Acedia (1)

 'Er loopt een trap de zee in

een golf slaat over een trede'

 De regels van Erik Lindner komen vaak met z'n tweeën. Ook in z'n nieuwe bundel Acedia, genoemd naar de zevende hoofdzonde, die van wat heet de gemakzucht ‑ traagheid ‑ luiheid ‑ vadsigheid.
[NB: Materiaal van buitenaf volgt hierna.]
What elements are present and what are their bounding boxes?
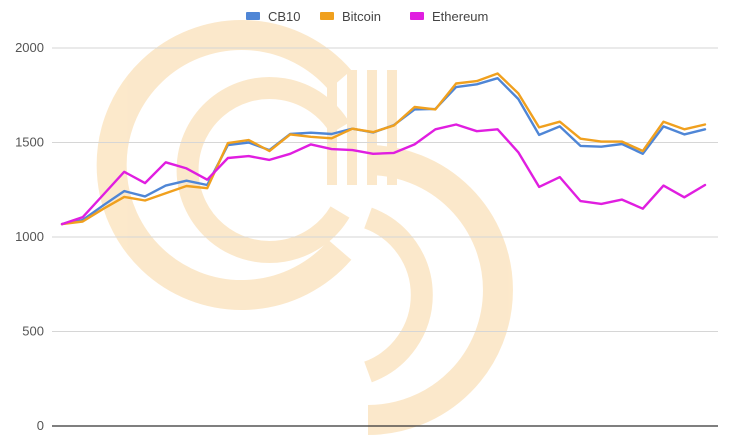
series-line-ethereum <box>60 123 707 226</box>
legend-swatch-ethereum <box>410 12 424 20</box>
y-tick-label: 2000 <box>15 40 44 55</box>
legend-swatch-bitcoin <box>320 12 334 20</box>
y-axis-ticks: 0 500 1000 1500 2000 <box>15 40 44 433</box>
legend-label-bitcoin: Bitcoin <box>342 9 381 24</box>
legend-label-ethereum: Ethereum <box>432 9 488 24</box>
y-tick-label: 0 <box>37 418 44 433</box>
series-line-bitcoin <box>60 72 707 226</box>
y-tick-label: 1500 <box>15 135 44 150</box>
legend-label-cb10: CB10 <box>268 9 301 24</box>
series-layer <box>60 72 707 226</box>
watermark-logo <box>96 20 513 435</box>
legend-swatch-cb10 <box>246 12 260 20</box>
legend: CB10 Bitcoin Ethereum <box>246 9 488 24</box>
y-tick-label: 500 <box>22 324 44 339</box>
grid-layer <box>52 47 718 427</box>
y-tick-label: 1000 <box>15 229 44 244</box>
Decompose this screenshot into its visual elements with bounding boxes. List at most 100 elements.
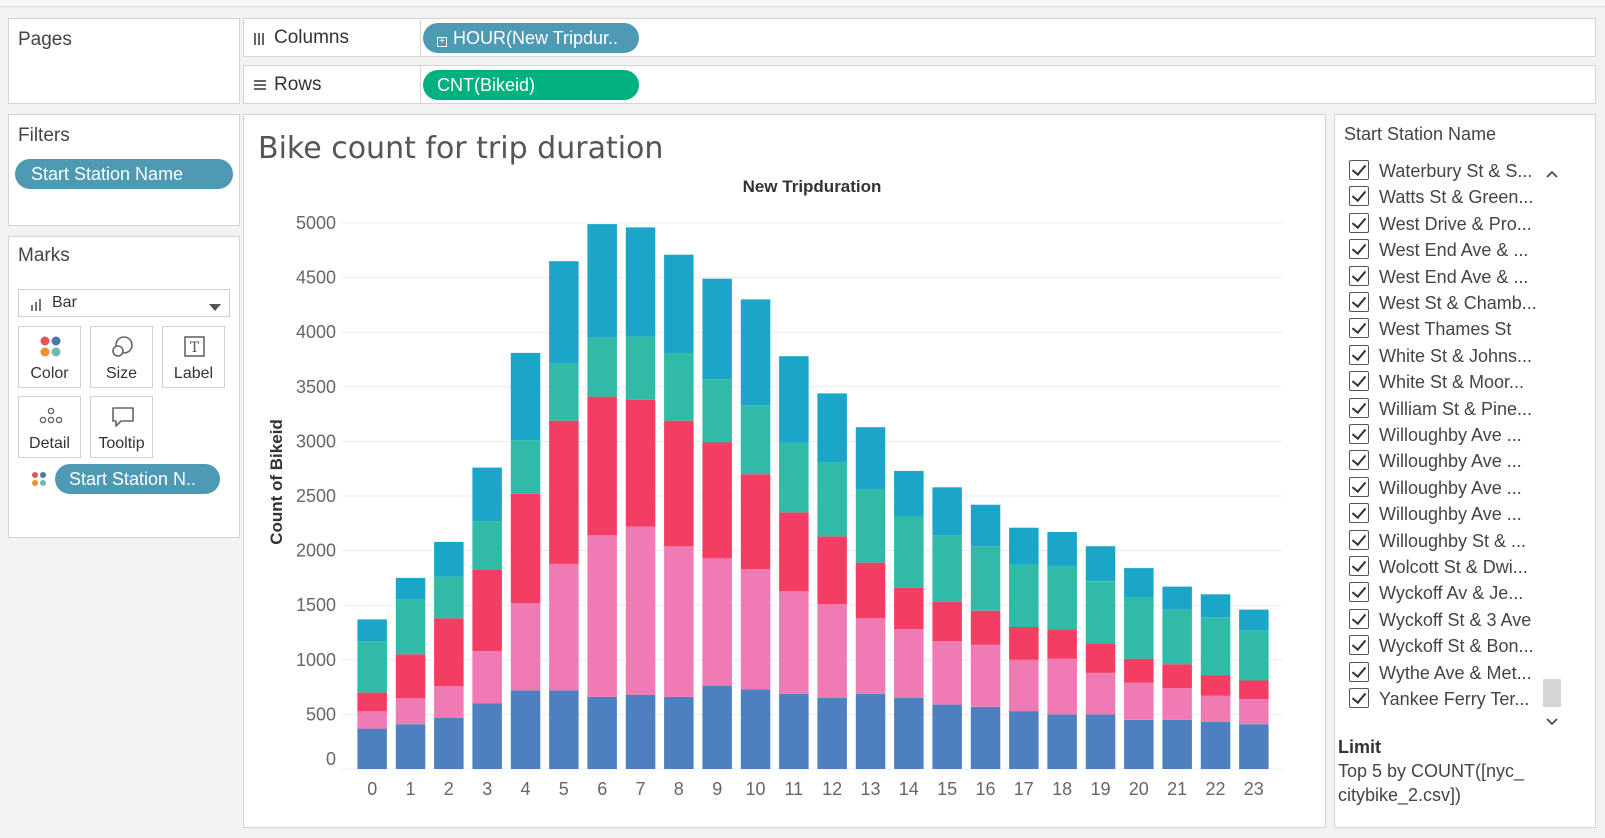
bar-segment[interactable] (740, 474, 771, 570)
bar-segment[interactable] (779, 591, 809, 694)
bar-segment[interactable] (1085, 643, 1116, 673)
bar-segment[interactable] (1124, 597, 1154, 659)
tooltip-button[interactable]: Tooltip (90, 396, 153, 458)
legend-item[interactable]: Willoughby Ave ... (1349, 449, 1539, 473)
bar-segment[interactable] (395, 577, 426, 600)
bar-segment[interactable] (779, 693, 809, 769)
bar-segment[interactable] (1124, 682, 1154, 720)
bar-segment[interactable] (510, 352, 541, 441)
bar-segment[interactable] (1162, 609, 1192, 665)
bar-segment[interactable] (510, 690, 541, 769)
bar-segment[interactable] (817, 393, 847, 463)
bar-segment[interactable] (664, 546, 694, 697)
legend-checkbox[interactable] (1349, 503, 1369, 524)
bar-segment[interactable] (779, 442, 809, 513)
columns-shelf[interactable]: Columns + HOUR(New Tripdur.. (243, 18, 1596, 57)
legend-checkbox[interactable] (1349, 608, 1369, 629)
bar-segment[interactable] (702, 558, 732, 686)
legend-checkbox[interactable] (1349, 239, 1369, 260)
bar-segment[interactable] (1009, 711, 1039, 769)
legend-checkbox[interactable] (1349, 344, 1369, 365)
bar-segment[interactable] (549, 420, 579, 564)
bar-segment[interactable] (549, 261, 579, 364)
bar-segment[interactable] (1239, 680, 1269, 700)
legend-item[interactable]: West End Ave & ... (1349, 238, 1539, 262)
bar-segment[interactable] (664, 420, 694, 547)
bar-segment[interactable] (1085, 581, 1116, 644)
bar-segment[interactable] (817, 462, 847, 537)
legend-checkbox[interactable] (1349, 397, 1369, 418)
bar-segment[interactable] (549, 563, 579, 691)
detail-button[interactable]: Detail (18, 396, 81, 458)
legend-checkbox[interactable] (1349, 318, 1369, 339)
bar-segment[interactable] (395, 599, 426, 655)
bar-segment[interactable] (472, 569, 502, 652)
bar-segment[interactable] (664, 254, 694, 353)
bar-segment[interactable] (1124, 568, 1154, 598)
bar-segment[interactable] (702, 278, 732, 380)
legend-checkbox[interactable] (1349, 529, 1369, 550)
filters-card[interactable]: Filters Start Station Name (8, 114, 240, 226)
legend-checkbox[interactable] (1349, 450, 1369, 471)
bar-segment[interactable] (1162, 586, 1192, 610)
bar-segment[interactable] (740, 569, 771, 690)
bar-segment[interactable] (357, 619, 387, 642)
legend-checkbox[interactable] (1349, 212, 1369, 233)
pages-card[interactable]: Pages (8, 18, 240, 104)
bar-segment[interactable] (779, 512, 809, 591)
legend-checkbox[interactable] (1349, 265, 1369, 286)
bar-segment[interactable] (1162, 719, 1192, 769)
legend-checkbox[interactable] (1349, 371, 1369, 392)
bar-segment[interactable] (357, 692, 387, 712)
bar-segment[interactable] (1047, 714, 1077, 769)
bar-segment[interactable] (395, 724, 426, 769)
bar-segment[interactable] (855, 618, 886, 694)
bar-segment[interactable] (510, 440, 541, 494)
bar-segment[interactable] (625, 399, 656, 527)
bar-segment[interactable] (625, 336, 656, 400)
filter-pill-start-station[interactable]: Start Station Name (15, 159, 233, 189)
bar-segment[interactable] (625, 526, 656, 695)
bar-segment[interactable] (587, 337, 617, 397)
bar-segment[interactable] (357, 711, 387, 729)
scroll-down-icon[interactable] (1546, 713, 1558, 731)
bar-segment[interactable] (894, 698, 924, 769)
bar-segment[interactable] (932, 601, 962, 642)
bar-segment[interactable] (472, 651, 502, 704)
bar-segment[interactable] (549, 690, 579, 769)
legend-checkbox[interactable] (1349, 292, 1369, 312)
bar-segment[interactable] (587, 224, 617, 338)
legend-item[interactable]: West St & Chamb... (1349, 291, 1539, 315)
legend-item[interactable]: Willoughby Ave ... (1349, 476, 1539, 500)
legend-item[interactable]: White St & Johns... (1349, 344, 1539, 368)
bar-segment[interactable] (1009, 527, 1039, 565)
chevron-down-icon[interactable] (209, 299, 221, 317)
columns-pill[interactable]: + HOUR(New Tripdur.. (423, 23, 639, 53)
bar-segment[interactable] (740, 299, 771, 406)
bar-segment[interactable] (894, 516, 924, 588)
bar-segment[interactable] (357, 641, 387, 693)
bar-segment[interactable] (1200, 594, 1231, 618)
scroll-up-icon[interactable] (1546, 165, 1558, 183)
bar-segment[interactable] (1239, 609, 1269, 631)
legend-item[interactable]: Watts St & Green... (1349, 185, 1539, 209)
bar-segment[interactable] (1085, 546, 1116, 582)
rows-shelf[interactable]: Rows CNT(Bikeid) (243, 65, 1596, 104)
bar-segment[interactable] (472, 521, 502, 570)
bar-segment[interactable] (1239, 724, 1269, 769)
bar-segment[interactable] (970, 504, 1001, 547)
legend-item[interactable]: Wyckoff Av & Je... (1349, 581, 1539, 605)
bar-segment[interactable] (932, 535, 962, 602)
legend-item[interactable]: Waterbury St & S... (1349, 159, 1539, 183)
bar-segment[interactable] (587, 535, 617, 697)
bar-segment[interactable] (1200, 695, 1231, 722)
legend-item[interactable]: West End Ave & ... (1349, 265, 1539, 289)
bar-segment[interactable] (1162, 688, 1192, 720)
bar-segment[interactable] (702, 442, 732, 559)
bar-segment[interactable] (932, 704, 962, 769)
bar-segment[interactable] (1124, 719, 1154, 769)
bar-segment[interactable] (894, 587, 924, 630)
legend-checkbox[interactable] (1349, 661, 1369, 682)
bar-segment[interactable] (434, 618, 464, 686)
legend-list[interactable]: Waterbury St & S... Watts St & Green... We… (1335, 157, 1565, 747)
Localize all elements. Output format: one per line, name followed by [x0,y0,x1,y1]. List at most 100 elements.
 Erik Lindner is uitzonderlijk oplettend, opmerkzaam. Wat hij noteert heeft een eigenaardige eigenschap die alleen hem kenmerkt. Het is het haarscherp onderscheiden van momenten waarop niets overgaat in iets. Of omgekeerd. Aan de rand van de luiheid, daar gebeurt het. Tussen de gebeurtenissen en dan tussen zijn dichtregels:

 'Een plastic zak schuift van een boomtak

 

en daalt op de markt waar een meisje

hurkend het haar borstelt

de sleutelhanger in de mond houdt

de baard van de sleutel prikt haar kin

 

op het podium boeketten in een emmer

 

twee benen naast elkaar, de een

meer opgetrokken dan de ander

 

de zwarte vogel op het grasveld

naast een pol lange donkere sprieten

 

een herder leunt met zijn kin op zijn stok

terwijl de kudde om hem heen dromt.'

 

 Drempels, daar verkeert Erik Lindner. Je zou Acedia een studie in halverwege kunnen noemen. Waar een onbenoembare spanning heerst. Die hij in beelden, in scenes vangt. Caleidoscopische reeksen daarvan, alle verwant. Zo bezien is de stad Charleroi, waarover hij een cyclus maakte een groot halverwege. Wat zou daaraan zondig kunnen zijn? De broeierigheid van de eeuwige aarzeling denk ik. De niet ophoudende verwachting, het verlangen naar het andere. Zonder er toe te komen. Evenwichtskunst.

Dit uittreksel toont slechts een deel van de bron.